I think it makes sense to separate the word "Anti-Zionism" from the word "Anti-Semitism." The latter term refers to hostility or prejudice directed at the Jewish people. We tend often to identify "Anti-Zionism" with "Anti-Semitism" because the extreme forms of Anti-Zionism carry bias to the point of bigotry and clearly involve a desire to harm the interests of the state of Israel, a desire that can hardly be said to coexist with a neutral or benevolent attitude towards the Jews that live there--and indeed all Jews (since all Jews have a stake in the connection between the People of Israel and the Land of Israel).
Nevertheless, the Jewish People and the State of Israel are not identical entities. Bigotry towards one, at least theoretically, is not automatically bigotry towards the other. What is clearly needed is a recognition that Anti-Zionism is often a kind of bigotry in its own right. Even extreme anti-Zionists may take pains to avoid anti-Semitism, but that does not exonerate them, it merely means that they exemplify a different sort of bigotry. The notion, for instance, that Modern Israel is a "European" country whose residents all have European "homelands" is a bizarre distortion which in practice is paired with the intent of harming the interests of millions of Jews. Is it Anti-Semitic? This may depend on what you mean by the word "Anti-Semitism," and perhaps the best way to avoid semantic quibbles is simply to affirm that it is a bigoted belief no matter what it is labeled.
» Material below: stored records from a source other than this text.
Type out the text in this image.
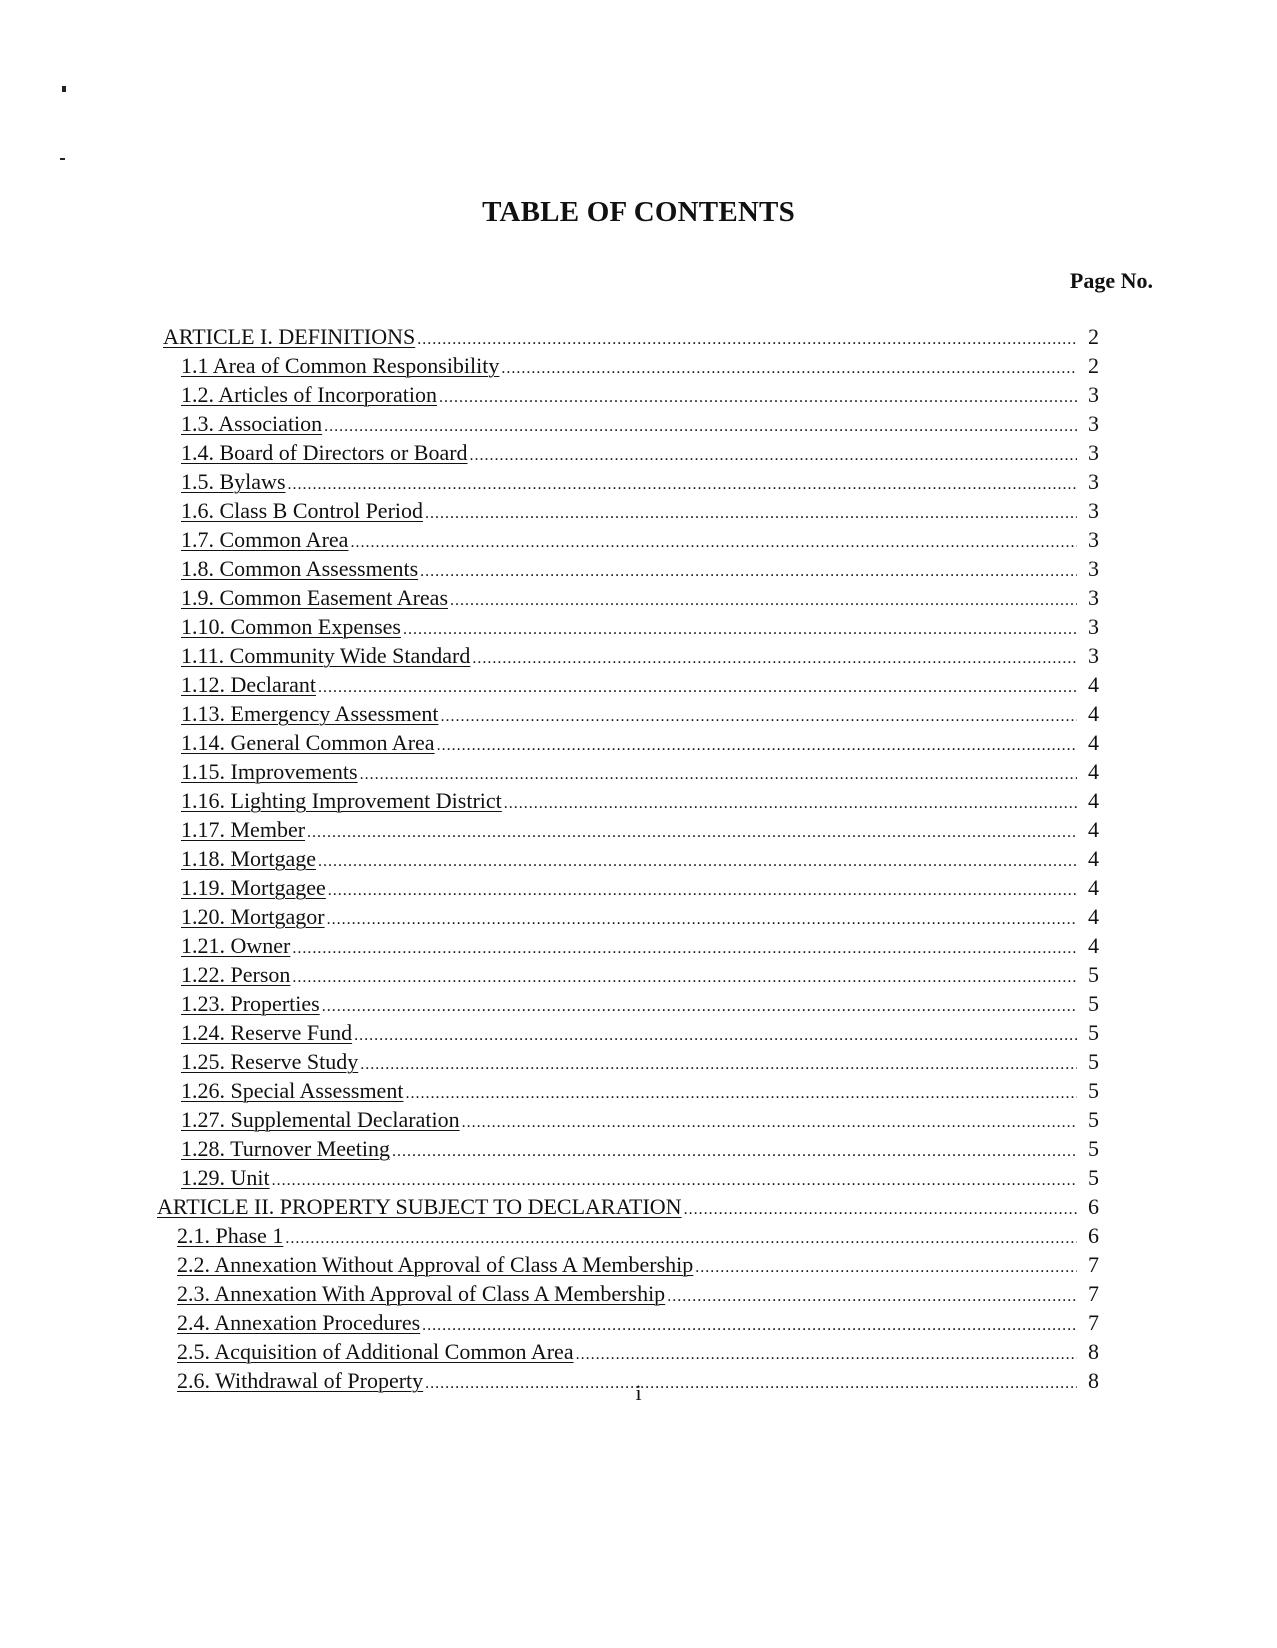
TABLE OF CONTENTS
Page No.
ARTICLE I. DEFINITIONS .....	2
1.1 Area of Common Responsibility .....	2
1.2. Articles of Incorporation .....	3
1.3. Association .....	3
1.4. Board of Directors or Board .....	3
1.5. Bylaws .....	3
1.6. Class B Control Period .....	3
1.7. Common Area .....	3
1.8. Common Assessments .....	3
1.9. Common Easement Areas .....	3
1.10. Common Expenses .....	3
1.11. Community Wide Standard .....	3
1.12. Declarant .....	4
1.13. Emergency Assessment .....	4
1.14. General Common Area .....	4
1.15. Improvements .....	4
1.16. Lighting Improvement District .....	4
1.17. Member .....	4
1.18. Mortgage .....	4
1.19. Mortgagee .....	4
1.20. Mortgagor .....	4
1.21. Owner .....	4
1.22. Person .....	5
1.23. Properties .....	5
1.24. Reserve Fund .....	5
1.25. Reserve Study .....	5
1.26. Special Assessment .....	5
1.27. Supplemental Declaration .....	5
1.28. Turnover Meeting .....	5
1.29. Unit .....	5
ARTICLE II. PROPERTY SUBJECT TO DECLARATION .....	6
2.1. Phase 1 .....	6
2.2. Annexation Without Approval of Class A Membership .....	7
2.3. Annexation With Approval of Class A Membership .....	7
2.4. Annexation Procedures .....	7
2.5. Acquisition of Additional Common Area .....	8
2.6. Withdrawal of Property .....	8
i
So I think that maintaining the distinction bewteen anti-Zionism and anti-Semtiism may actually provide some clarity in the face of people who claim that they are being labeled "Anti-Semites" for mere criticism of Israel. The answer to such poeple is that they if are entertaining beliefs about Israel that no informed objective person can entertain or exhibiting an extreme tendency to single out Israel, they may not be "Anti-Semites" per se, but they are bigots all the same.